山下りの6区で疾走‐薬科大学初の箱根ランナー 日本薬科大学 桜庭宏暢選手

2017年3月1日 (水)

薬学生新聞


大平台のヘアピンカーブで必死の追走

大平台のヘアピンカーブで必死の追走

 薬科大学初の箱根駅伝ランナーとして初めて駆けた夢の舞台――。自らの足で関東学生連合選抜メンバーの切符をつかみ取り、歴史の扉をこじ開けたのが日本薬科大学3年生の桜庭宏暢君だ。各校のスピードランナーが集う山下りの6区で、黄色のユニフォームが躍動した。しかし結果は、62分50秒の区間20位相当。目標タイムにも届かなかった。「全然ダメダメでした」と初めての箱根に悔いを見せるも、彼の挑戦はまだ終わっていない。走って分かったことは、“個人ではなくチームとして出なくては意味がない”。最上級学年として、日本薬科大学陸上部主将として臨む大学生活最後のシーズンはもう始まっている。「箱根の借りは箱根でしか返せない」とリベンジに闘志を燃やす。

“箱根で走りたい”‐自衛隊を辞めて日本薬科大へ

桜庭宏暢君

 桜庭君は中学までは野球少年だった。高校で「駅伝をやらないか」と誘いを受けて秋田工業高校に入学し、5000メートルを専門にするもインターハイ出場はかなわなかった。その後自衛隊体育学校に進んだときに、薬科大学初の箱根出場を目標に2013年4月に陸上部を創部した埼玉県にある日本薬科大学で、元ヤクルト本社陸上部で指揮を執った安田亘監督から「うちに来ないか」とオファーを受けた。

 新しいチームでもあったし、自分が箱根に導きたい。そんな思いで入学して3年目。箱根を走りたいという夢は思わぬ形で実現した。昨年10月末に東京都立川市で開催された箱根駅伝予選会。大学としての出場権は逃したが、個人成績では各チームトップ上位16人中11番目となり、関東学連選抜チームのメンバー候補に選ばれた。

 幸運にも恵まれた。例年の学連選抜チームの選考方式だと、箱根駅伝予選会の上位10人が自動的にメンバーとなるため、桜庭君はもう一歩のところで外れることになっていた。しかし、今回、関東学連選抜チームで指揮を取った中央大学の藤原正和氏の方針により、予選会でまず16人を選び、その後に行われる「記録挑戦競技会」か「八王子ロングディスタンス」での1万メートル記録上位10人に箱根出走権を与える方式に変えたことで、桜庭君にチャンスがめぐってきた。

昨年10月末に開催された箱根駅伝予選会

昨年10月末に開催された箱根駅伝予選会

 記録挑戦競技会に出場した桜庭君は「ここで負けても、もともとなかったチャンスだから」と奮起。自己記録を30秒以上縮める好走で16人中10番目のタイムで滑り込み、自力でその切符をものにした。
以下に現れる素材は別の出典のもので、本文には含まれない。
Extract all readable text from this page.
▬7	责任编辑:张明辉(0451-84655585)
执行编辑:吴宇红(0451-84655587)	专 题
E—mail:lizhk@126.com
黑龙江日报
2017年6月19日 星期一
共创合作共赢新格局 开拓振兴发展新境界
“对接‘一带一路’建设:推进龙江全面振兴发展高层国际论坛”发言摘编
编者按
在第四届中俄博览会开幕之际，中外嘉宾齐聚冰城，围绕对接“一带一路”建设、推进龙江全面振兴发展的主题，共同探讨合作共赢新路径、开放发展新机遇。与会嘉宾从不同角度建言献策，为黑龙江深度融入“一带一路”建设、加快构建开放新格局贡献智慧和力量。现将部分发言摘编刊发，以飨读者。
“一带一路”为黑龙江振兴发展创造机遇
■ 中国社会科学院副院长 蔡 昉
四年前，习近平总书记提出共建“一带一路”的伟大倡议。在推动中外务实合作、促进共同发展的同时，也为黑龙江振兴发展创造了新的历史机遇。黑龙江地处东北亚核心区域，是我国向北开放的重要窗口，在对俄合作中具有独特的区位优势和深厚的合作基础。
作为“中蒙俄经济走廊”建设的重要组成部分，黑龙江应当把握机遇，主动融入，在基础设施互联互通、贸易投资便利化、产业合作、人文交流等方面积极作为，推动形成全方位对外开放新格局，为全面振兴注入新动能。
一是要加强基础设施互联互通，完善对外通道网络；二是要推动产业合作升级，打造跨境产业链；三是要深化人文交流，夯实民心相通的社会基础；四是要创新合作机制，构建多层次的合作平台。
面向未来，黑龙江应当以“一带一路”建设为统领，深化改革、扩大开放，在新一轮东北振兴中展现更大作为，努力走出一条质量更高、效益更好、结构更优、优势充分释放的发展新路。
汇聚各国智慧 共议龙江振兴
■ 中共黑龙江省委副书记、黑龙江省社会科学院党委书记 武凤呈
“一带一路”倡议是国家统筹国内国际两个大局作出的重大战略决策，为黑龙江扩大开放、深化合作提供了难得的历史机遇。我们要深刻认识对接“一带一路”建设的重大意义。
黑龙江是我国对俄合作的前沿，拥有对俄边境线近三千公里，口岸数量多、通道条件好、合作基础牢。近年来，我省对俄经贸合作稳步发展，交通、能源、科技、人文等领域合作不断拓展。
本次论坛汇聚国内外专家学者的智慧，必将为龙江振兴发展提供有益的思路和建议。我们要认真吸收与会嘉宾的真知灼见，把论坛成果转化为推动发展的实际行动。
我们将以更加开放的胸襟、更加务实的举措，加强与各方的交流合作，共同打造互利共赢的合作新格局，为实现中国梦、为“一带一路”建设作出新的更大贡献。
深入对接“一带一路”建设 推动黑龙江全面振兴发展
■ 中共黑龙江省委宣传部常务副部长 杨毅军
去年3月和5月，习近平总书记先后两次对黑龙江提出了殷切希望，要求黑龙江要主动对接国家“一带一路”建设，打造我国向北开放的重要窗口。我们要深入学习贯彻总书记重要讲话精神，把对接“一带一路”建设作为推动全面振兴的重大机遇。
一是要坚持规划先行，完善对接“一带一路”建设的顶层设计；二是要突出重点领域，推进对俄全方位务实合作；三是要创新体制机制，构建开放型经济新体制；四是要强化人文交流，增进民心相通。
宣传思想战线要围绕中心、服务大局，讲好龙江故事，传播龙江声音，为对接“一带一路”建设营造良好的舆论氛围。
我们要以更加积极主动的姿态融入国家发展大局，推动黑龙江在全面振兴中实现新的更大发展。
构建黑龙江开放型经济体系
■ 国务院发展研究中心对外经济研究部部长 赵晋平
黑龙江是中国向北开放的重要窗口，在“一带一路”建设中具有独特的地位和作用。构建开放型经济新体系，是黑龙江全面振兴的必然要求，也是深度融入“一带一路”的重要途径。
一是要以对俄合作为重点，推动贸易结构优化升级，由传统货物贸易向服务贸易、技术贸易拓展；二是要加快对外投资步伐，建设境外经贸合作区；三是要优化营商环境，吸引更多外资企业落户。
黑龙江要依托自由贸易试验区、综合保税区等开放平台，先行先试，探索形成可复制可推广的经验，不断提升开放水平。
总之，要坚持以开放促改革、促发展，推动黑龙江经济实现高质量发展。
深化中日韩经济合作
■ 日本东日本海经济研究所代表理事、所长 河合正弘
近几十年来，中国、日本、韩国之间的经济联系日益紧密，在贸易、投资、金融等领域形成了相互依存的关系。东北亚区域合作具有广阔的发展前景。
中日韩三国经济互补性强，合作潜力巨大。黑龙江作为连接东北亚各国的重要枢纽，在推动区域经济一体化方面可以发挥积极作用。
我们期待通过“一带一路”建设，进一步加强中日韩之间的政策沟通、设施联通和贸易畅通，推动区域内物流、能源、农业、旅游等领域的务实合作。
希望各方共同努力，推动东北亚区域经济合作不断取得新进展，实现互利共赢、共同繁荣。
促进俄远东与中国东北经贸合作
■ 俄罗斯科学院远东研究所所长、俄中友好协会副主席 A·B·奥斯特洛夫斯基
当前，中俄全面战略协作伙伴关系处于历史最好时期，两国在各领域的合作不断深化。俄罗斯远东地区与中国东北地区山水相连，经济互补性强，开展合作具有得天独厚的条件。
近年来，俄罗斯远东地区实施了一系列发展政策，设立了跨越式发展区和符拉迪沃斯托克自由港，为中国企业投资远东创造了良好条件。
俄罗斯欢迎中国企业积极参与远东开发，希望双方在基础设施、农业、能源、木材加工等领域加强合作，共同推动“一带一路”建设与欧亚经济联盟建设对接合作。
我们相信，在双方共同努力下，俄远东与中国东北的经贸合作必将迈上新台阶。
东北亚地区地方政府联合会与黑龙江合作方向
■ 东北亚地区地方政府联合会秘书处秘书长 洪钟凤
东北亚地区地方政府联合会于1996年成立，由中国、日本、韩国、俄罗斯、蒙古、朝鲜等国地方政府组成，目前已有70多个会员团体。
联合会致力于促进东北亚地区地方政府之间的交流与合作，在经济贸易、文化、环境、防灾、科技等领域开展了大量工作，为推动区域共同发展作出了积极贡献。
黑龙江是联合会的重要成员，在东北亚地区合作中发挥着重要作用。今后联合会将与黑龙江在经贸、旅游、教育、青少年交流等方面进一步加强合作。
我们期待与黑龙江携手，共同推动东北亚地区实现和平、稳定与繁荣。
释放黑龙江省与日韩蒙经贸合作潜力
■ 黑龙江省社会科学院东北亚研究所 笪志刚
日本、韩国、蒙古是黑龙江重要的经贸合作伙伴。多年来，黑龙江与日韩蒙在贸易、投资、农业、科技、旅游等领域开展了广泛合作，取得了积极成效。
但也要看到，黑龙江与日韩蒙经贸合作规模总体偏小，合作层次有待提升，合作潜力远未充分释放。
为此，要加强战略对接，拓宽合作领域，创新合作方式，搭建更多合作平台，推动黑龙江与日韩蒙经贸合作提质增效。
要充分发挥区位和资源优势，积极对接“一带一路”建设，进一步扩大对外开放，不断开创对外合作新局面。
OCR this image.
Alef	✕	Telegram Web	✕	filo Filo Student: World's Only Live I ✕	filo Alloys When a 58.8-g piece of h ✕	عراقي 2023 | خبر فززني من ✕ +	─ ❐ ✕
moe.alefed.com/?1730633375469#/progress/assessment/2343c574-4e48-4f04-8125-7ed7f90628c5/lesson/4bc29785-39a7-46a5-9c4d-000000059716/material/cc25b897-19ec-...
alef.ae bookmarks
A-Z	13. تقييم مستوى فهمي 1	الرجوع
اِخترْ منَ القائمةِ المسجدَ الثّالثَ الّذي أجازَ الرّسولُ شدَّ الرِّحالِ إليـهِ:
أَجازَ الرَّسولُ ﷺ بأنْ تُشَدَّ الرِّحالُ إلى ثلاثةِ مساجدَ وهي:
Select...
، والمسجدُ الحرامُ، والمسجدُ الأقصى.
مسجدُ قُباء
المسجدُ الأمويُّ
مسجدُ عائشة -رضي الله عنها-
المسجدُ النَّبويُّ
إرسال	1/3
 山下りの6区は芦ノ湖から小田原までの20.8キロ。4キロ地点の最高地点から標高800メートル以上を一気に下るコースだ。実は桜庭君自ら6区を志願したわけではなかった。関東学連選抜チームでは1万メートル記録挑戦会で上位タイムを持つ選手から出走区間を決めるルールで、10番目の桜庭君に残されていたのが6区だった。

 残り物に福はあると思いきや、「走れるのでどの区間でもうれしかったのですが、正直な話、あぁ6区になってしまった~と思ってしまいました」。桜庭君は上りは得意だが、下りは苦手。6区となると各校の山下りのスペシャリストを相手にしなければならず、本大会までの1カ月間、苦手な下りを少しでも克服するために普段とは違うトレーニングを積んだ。チームメイトとのスピード練習に加え、下り坂を走るために必要な下半身をつくるスクワットを練習に取り入れたり、実際に6区のコースを試走し、どんな特徴があるかを確認し、過去の箱根駅伝をVTRで見てイメージトレーニングを行うなど準備した。関東学連選抜チームの仲間とも声を掛け合い、良い雰囲気の中で本番に臨んだ。